Faut-il légaliser l’usage du cannabis ou bien poursuivre et renforcer les politiques de prohibition ? Les salles de consommation à moindre risque, dites « salles de shoot », doivent-elles être généralisées dans toute la France ? A l’heure où les polémiques s’enchaînent sur ces sujets aussi passionnels et fortement idéologisés, la Fédération française d’addictologie (FFA) ne craint pas de prendre fait et cause de manière radicale.
Non seulement, ce groupement de vingt associations œuvrant dans différents domaines de l’addiction prône la dépénalisation ainsi que l’accompagnement d’un usage modéré, mais il dresse également une dizaine d’autres recommandations sur divers autres produits. Elles ne manqueront pas, elles non plus, de faire réagir. En voici quelques-unes :
- Etendre les méthodes de réduction des risques à l’ensemble des produits addictifs, illicites ou non, comme l’alcool ou le tabac et non plus seulement les opiacés ou les produits de synthèse ;
- Autoriser des espaces de consommation à moindre risque au sein des structures de conseils, telles que les centres de soins d’accompagnement et de prévention en addictologie (CSAPA) et des centres d’accueil et d’accompagnement à la réduction des risques pour usagers de drogues (CAARUD), mais aussi permettre la primo prescription de méthadone en ville et promouvoir les programmes d’échanges de seringues par voie postale ;
- Mettre en place des parcours de soins plus proches des parcours de vie, moins enfermés dans des filières et moins soumis à une organisation exclusivement sanitaire des réponses ;
- Former et valoriser les travailleurs sociaux comme des acteurs de première ligne, sensibiliser les professionnels de l’hébergement social afin de développer des lieux d’hébergement et de relogement acceptant le maintien de l’usage de produits addictifs ;
- Préparer et organiser un débat sociétal, en lien avec les collectivités territoriales, sur les enjeux des addictions et de la stratégie de réduction des risques et des dommages.

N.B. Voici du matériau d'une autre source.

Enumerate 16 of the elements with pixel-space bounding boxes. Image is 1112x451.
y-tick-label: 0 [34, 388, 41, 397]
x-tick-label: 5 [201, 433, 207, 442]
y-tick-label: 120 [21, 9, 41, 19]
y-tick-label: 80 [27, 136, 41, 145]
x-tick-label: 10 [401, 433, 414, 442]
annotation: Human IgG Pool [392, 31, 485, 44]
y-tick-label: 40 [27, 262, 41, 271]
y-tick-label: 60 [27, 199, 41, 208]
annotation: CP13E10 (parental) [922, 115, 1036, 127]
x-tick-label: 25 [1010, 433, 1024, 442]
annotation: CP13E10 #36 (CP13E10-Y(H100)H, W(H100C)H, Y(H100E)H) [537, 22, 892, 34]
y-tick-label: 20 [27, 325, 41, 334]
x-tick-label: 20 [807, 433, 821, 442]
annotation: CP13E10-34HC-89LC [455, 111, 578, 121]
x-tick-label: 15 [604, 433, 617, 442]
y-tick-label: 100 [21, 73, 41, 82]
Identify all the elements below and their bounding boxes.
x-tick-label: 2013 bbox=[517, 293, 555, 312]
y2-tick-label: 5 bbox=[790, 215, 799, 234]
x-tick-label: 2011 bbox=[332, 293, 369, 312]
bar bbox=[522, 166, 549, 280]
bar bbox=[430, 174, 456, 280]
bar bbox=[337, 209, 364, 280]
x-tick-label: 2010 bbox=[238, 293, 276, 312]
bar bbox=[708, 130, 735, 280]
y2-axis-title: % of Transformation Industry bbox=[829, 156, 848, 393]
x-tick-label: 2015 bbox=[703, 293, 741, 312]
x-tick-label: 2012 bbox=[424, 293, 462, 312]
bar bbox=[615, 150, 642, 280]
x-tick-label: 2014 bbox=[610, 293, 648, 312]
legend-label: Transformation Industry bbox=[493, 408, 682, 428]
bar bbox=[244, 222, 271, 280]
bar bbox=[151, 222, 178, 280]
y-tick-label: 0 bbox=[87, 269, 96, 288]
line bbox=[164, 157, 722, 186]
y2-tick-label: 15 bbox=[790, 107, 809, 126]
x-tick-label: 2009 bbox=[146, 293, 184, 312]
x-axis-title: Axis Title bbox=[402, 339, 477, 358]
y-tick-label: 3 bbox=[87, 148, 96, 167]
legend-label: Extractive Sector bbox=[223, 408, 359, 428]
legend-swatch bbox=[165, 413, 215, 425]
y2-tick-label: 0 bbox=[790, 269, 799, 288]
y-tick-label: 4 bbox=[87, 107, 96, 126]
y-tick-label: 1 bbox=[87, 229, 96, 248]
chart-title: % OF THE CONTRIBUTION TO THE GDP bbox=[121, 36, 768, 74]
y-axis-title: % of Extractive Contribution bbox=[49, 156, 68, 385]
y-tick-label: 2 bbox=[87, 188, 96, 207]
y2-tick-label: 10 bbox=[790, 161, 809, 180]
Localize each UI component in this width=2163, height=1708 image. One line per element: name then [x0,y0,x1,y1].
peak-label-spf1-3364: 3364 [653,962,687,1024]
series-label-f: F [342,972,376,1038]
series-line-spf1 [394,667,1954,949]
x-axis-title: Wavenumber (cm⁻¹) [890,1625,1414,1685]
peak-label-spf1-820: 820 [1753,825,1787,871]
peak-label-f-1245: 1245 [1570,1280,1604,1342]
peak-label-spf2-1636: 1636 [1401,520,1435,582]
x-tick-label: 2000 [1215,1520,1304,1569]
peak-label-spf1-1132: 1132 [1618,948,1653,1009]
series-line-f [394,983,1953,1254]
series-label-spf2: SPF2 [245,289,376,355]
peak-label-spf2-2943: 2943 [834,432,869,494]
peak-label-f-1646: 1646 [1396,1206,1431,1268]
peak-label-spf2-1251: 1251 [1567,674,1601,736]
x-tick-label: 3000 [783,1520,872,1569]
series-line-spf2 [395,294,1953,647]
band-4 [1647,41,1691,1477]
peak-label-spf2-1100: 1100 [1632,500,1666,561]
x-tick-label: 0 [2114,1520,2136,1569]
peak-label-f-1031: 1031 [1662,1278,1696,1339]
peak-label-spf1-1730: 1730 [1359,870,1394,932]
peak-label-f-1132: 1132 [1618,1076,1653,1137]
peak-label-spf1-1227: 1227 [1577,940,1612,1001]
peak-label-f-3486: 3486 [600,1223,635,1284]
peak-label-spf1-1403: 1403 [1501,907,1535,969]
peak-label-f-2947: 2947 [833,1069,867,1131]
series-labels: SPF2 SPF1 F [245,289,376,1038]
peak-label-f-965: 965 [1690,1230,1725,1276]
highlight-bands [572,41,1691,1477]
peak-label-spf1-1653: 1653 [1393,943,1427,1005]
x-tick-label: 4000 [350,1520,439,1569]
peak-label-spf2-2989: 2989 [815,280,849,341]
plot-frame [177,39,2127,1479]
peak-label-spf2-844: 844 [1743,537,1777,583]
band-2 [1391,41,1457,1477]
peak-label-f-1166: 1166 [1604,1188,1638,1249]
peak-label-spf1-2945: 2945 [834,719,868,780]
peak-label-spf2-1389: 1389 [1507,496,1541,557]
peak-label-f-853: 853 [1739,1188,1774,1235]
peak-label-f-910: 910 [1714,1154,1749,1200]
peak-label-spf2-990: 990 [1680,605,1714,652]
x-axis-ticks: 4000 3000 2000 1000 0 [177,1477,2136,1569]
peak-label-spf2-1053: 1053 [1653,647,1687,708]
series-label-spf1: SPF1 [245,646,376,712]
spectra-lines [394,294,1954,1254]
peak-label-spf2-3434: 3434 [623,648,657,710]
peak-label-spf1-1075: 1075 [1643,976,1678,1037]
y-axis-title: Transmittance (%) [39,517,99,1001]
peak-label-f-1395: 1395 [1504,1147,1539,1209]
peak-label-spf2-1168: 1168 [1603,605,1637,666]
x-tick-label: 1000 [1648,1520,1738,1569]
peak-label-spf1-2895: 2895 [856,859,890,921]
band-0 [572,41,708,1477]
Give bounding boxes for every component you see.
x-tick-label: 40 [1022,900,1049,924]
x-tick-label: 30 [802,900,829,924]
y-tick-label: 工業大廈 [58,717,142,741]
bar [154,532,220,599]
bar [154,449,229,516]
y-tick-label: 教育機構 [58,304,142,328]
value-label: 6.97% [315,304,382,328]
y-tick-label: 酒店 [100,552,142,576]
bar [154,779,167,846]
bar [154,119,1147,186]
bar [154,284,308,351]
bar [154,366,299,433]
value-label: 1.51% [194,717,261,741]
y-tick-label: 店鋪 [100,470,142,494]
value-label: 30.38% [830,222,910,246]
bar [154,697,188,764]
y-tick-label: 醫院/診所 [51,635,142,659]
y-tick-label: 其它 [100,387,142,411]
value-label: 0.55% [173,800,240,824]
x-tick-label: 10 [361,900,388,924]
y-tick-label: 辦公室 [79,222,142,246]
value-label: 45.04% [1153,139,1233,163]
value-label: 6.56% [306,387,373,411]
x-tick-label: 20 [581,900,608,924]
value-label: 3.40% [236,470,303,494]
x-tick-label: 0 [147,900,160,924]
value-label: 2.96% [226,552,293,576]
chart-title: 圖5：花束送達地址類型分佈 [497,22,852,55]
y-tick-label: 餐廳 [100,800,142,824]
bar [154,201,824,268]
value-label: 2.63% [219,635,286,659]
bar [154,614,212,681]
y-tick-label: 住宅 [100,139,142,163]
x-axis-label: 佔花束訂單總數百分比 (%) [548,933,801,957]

Diminuer les conséquences négatives des conduites addictives
Toutes ces propositions répondent au souhait de la FFA de « poursuivre l’adaptation des réponses aux problèmes d’addiction », en marche selon elle, notamment sous l’impulsion des méthodes de réduction des risques et des dommages (RdRD). Insistant sur la nécessité de diminuer les conséquences négatives, sanitaires et sociales des conduites addictives – comme les overdoses –, les pratiques professionnelles connaissent, en effet, depuis une dizaine d’années, un véritable « changement de paradigme », explique le rapport
La Fédération valide cette réorientation, mais souhaite aussi améliorer la diffusion de ce corpus de pensée. Pour cela, elle réaffirme « l’importance d’une action publique forte vis-à-vis des lobbies, au service des publics les plus vulnérables. » Leur message s’adresse tout particulièrement aux élus locaux, à la police, la justice, l’éducation nationale ou encore les acteurs du secteur social, pas assez impliqués, selon elle, sur les diverses problématiques liées à l’addiction. Car, à leurs yeux, le secteur est encore « trop médicalisé et trop criminalisé. »
Ce rapport, construit les 7 et 8 avril à partir de deux jours d’auditions d’une trentaine d’experts par un jury où siégeait entre autres la déléguée générale du Forum français pour la sécurité urbaine (FFSU) Elizabeth Johnston ou bien encore Jean-Pierre Havrin, ancien DDSP et adjoint à la sécurité à la mairie de Toulouse, a été rendu public lundi 18 avril.
Envoyé au ministère de la Santé, il est consultable en ligne sur le site de la FFA, ainsi que les différentes contributions de spécialistes ayant nourri les travaux de la Fédération française d’addictologie.